The statement reads, “Amnesty International draws the attention of the Nigerian authorities and the general public to the intimidation and outright threats of attacks that were issued against its staff, supporters, and premises by a faceless and unknown group at a press conference held on 4 November 2020.
“Similar faceless groups had previously invaded our office and given us ultimatum to leave Nigeria. Amnesty International is a global human rights movement and we are independent of any government. Our mandate is to hold authorities to account for their human right obligations and commitments. This, we have consistently done since June 1967 when we first started working in and on Nigeria.

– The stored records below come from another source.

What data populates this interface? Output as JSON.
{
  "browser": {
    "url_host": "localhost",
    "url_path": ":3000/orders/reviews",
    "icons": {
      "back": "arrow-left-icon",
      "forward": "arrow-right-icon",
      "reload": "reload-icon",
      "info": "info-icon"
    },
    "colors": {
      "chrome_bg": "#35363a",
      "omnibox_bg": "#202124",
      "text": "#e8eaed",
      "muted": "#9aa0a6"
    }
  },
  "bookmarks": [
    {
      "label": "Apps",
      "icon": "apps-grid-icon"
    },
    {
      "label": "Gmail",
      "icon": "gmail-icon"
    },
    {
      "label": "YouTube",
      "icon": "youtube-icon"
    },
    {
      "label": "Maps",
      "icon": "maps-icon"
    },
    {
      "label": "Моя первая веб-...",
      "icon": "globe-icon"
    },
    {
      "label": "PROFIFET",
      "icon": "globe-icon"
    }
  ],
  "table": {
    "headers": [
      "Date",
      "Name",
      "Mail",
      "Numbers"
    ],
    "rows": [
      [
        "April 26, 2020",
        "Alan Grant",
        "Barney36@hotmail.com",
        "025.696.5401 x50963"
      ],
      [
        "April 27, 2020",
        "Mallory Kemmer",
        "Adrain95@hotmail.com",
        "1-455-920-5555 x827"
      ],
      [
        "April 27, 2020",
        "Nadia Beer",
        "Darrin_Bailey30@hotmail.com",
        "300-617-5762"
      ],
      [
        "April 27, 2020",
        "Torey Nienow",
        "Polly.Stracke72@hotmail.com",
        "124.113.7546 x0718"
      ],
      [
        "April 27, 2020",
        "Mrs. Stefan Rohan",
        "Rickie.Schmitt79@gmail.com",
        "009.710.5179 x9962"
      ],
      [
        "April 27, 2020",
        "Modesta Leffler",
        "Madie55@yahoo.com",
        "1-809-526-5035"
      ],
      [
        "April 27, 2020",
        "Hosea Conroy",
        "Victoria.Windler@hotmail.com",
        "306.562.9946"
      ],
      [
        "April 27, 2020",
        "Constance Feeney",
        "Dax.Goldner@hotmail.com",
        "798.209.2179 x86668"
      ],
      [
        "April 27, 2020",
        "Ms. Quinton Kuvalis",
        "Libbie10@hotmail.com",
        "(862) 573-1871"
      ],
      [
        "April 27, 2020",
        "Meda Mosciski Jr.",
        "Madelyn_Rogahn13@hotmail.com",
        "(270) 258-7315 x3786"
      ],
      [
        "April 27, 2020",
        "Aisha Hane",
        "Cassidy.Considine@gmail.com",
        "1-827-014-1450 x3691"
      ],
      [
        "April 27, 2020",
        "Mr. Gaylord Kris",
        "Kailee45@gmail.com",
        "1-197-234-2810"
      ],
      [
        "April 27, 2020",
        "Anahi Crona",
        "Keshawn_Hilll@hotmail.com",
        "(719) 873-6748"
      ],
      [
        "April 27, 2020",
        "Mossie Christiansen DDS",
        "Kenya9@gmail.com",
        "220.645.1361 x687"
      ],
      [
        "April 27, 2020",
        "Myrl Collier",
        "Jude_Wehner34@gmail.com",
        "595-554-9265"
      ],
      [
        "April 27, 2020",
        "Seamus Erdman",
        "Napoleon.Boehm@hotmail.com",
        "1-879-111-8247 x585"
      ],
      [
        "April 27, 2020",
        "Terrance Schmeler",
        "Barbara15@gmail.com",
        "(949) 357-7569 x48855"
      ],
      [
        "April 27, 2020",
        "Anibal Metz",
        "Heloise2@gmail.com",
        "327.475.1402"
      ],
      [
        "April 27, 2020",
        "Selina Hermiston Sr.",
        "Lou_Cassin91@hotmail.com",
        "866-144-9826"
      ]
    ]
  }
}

“Every person whose rights are violated is entitled to an effective remedy. Exposing human rights violations and seeking redress for them is largely dependent on the degree of security enjoyed by civil society groups like Amnesty International.
“The Nigerian authorities owe a legal duty to ensure the protection of lives and properties of every person in the country. Malicious threats will not deter us from continuing to speak against human rights violations and abuses by state and non-state actors.”
Meanwhile, the much awaited footage of October 20, shooting of #EndSARS protesters at the Lekki Toll Gate plaza, was partly viewed yesterday by the Lagos State Judicial panel of inquiry on dissolved Special Anti-Robbery Squad (SARS) brutality and other matters.
The footage, which is in series, will take nothing less than 18 hours before it can be completely viewed. At some point, while the footage was being viewed, many people including the panel members, audience and journalists showed lack of interest in it because it was boring and monotonous.
The footage was from the Closed Circuit Television (CCTV) of Lekki Concession Company (LCC), the operator Lekki Toll Gate plaza. While presenting the footage before the panel, led by Justice Doris Okuwobi (retd) on Friday, Chief Executive Officer of LCC, Yomi Omomuwasan, stated that the footage captured activities before and after the military personnel attacked youths protesting against police brutality and extra-judicial killing in the country.
Omomuwasan added that the footage was presented to dispel claims that the CCTV cameras mounted at the tollgate were removed days before the military personnel attacked the youths at the scene.
After the presentation, Justice Okuwobi approved that the panel view the video footage of the night of October 20 when soldiers were alleged to have shot at the peaceful protesters at the Lekki tollgate.
After the approval, the counsel to Lagos State Government, Jelili Owonikoko, and LCC lawyer, Rotimi Seriki, prayed that the footage should be fast forwarded to about two hours before the military personnel’s arrival at the toll plaza considering the length of the visual.
The counsel to EndSARS protesters, Adesina Ogunlana, however, rejected the appeal and demanded that the footage presented by LCC should be viewed completely to ascertain if it had not been edited. Ogunlana, who had presented three protesters, Victoria Oniru, Dabira Ayuku, and Perpetual Kamsiyuchukwu, requested that the panel should allow him to cross-examine the LCC boss.